The number one reason traders lose money is leverage. You know you hear all about leverage and how wonderful and great it is, but leverage only adds value to traders who are already consistently profitable and disciplined traders. The bottom line is, the FX market attracts the undercapitalized trader. You give leverage to a guy that can't trade and he has zero chance of making it. So really, it not only applies to FX traders but also to guys that trade Crude, Natural Gas and even GOOG. There is no way around this. Most traders don't have the emotional capacity to deal with the gearing involved in highly leveraged instruments. There is nothing inherent in the actual product itself. For example, you can trade the FXE, which is an ETF on the Euro against the dollar.

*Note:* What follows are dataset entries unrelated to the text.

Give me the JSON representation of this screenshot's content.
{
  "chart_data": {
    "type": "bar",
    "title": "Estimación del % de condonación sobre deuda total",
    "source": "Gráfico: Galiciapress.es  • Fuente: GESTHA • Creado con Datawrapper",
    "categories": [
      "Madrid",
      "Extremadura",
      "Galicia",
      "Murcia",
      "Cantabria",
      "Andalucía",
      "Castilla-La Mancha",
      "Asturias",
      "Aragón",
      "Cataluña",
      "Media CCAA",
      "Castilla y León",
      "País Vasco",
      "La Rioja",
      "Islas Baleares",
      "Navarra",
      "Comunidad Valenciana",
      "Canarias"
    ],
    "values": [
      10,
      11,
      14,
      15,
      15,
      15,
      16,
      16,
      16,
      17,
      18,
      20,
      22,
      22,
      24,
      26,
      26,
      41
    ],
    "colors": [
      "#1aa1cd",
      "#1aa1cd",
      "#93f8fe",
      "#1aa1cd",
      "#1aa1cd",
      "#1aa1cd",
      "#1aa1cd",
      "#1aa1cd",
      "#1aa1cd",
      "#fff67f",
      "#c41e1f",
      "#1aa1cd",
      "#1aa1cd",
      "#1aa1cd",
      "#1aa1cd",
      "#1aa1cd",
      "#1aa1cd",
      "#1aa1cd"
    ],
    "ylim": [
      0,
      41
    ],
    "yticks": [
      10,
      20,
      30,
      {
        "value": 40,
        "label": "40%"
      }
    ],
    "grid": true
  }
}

It trades just like a stock. If most of the guys would trade that instead, they might actually make money, just not very much because it is highly de-leveraged. When one is learning how to trade, they should trade the least leveraged instrument they can find. The problem is FX attracts all the newbies either from late night infomercials or from the onslaught of new FX books hitting the bookstores. There is nothing intrinsically harder about FX to trade over say bonds or index futures. But with hyper leverage involved, 99% of the guys don't stand a chance. They will never admit, they will just slowly fade away with the money in their account.

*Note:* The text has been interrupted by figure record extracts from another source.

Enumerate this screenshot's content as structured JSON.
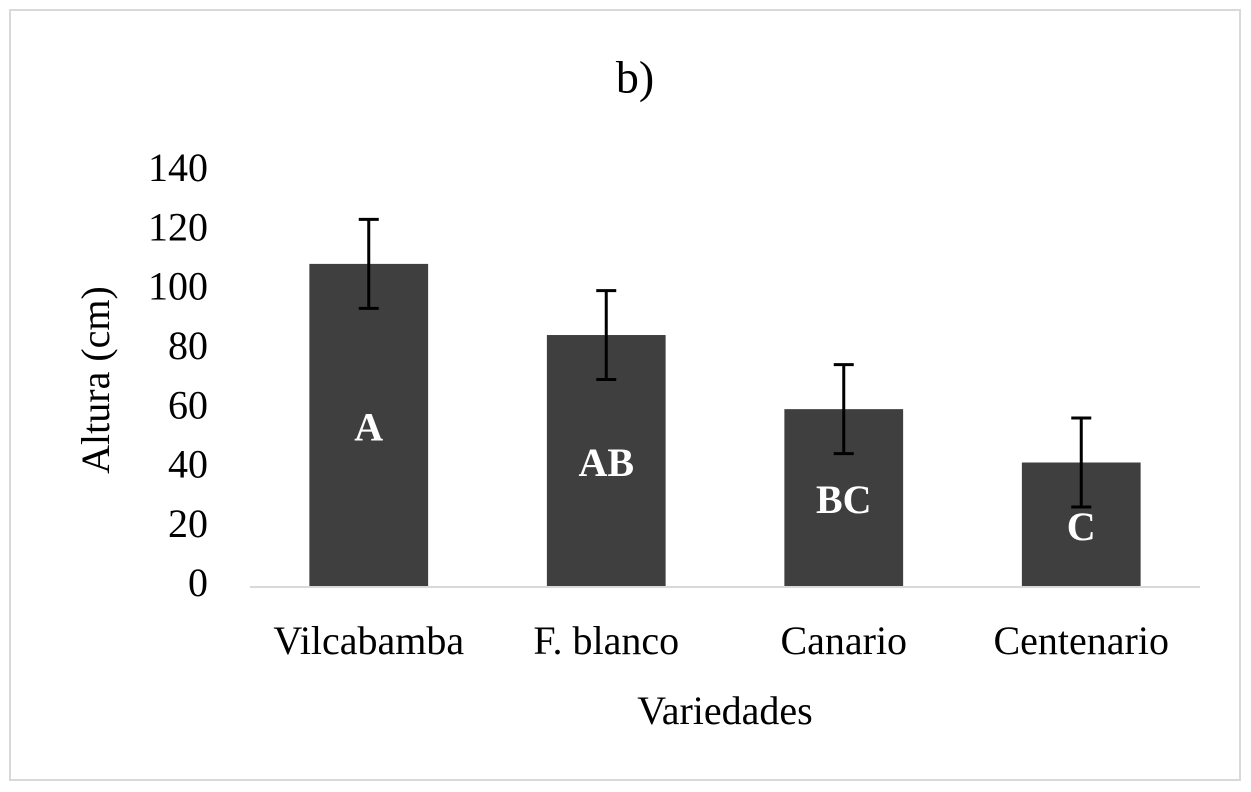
{
  "chart_data": {
    "type": "bar",
    "title": "b)",
    "categories": [
      "Vilcabamba",
      "F. blanco",
      "Canario",
      "Centenario"
    ],
    "values": [
      109,
      85,
      60,
      42
    ],
    "errors": [
      15,
      15,
      15,
      15
    ],
    "letters": [
      "A",
      "AB",
      "BC",
      "C"
    ],
    "color": "#3f3f3f",
    "ylim": [
      0,
      140
    ],
    "yticks": [
      0,
      20,
      40,
      60,
      80,
      100,
      120,
      140
    ],
    "ylabel": "Altura (cm)",
    "xlabel": "Variedades",
    "grid": false
  }
}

It does not matter if you are trading direction, volatility, or a spread price, there is nothing easy about trading. Trading a spread is no easier then trading direction. In fact, it's harder. Usually when a spread goes against you, you have no reason why it's going against; you just know that it should trade within a certain band. You don't understand it except you believe it should. At least if you are long or short the stock at certain levels, you have an idea why you are wrong if you get stopped out. Also, when spreads go against you, they can explode against you. They can get very violent. In fact, the irony is they are actually much more volatile than the actual indices themselves. It's incredibly difficult because you are driving the car but you don't know what's underneath the hood and if the car breaks down, you don't know why. You are basically driving blind. It's not technical or fundamental. It's all stat correlation. Firms have 100 PHD's quants writing all sorts of very complex stat correlation models that they adjust every day. It's not as simple as saying, oh the spread is too narrow, I think I'll buy it. The hedge funds that trade this way spend millions on research and millions more on technology to create their stat correlation models. That's why it’s humorous when guys think, oh this looks easy. Just trade the spread, you don't care which way the market goes. Guys, it's not that easy. You better be very well versed in statistics and programming if you want to have a go at this. Because ma and pa kettle are not the ones taking the other side of these trades. It's the super traders that you are trading against.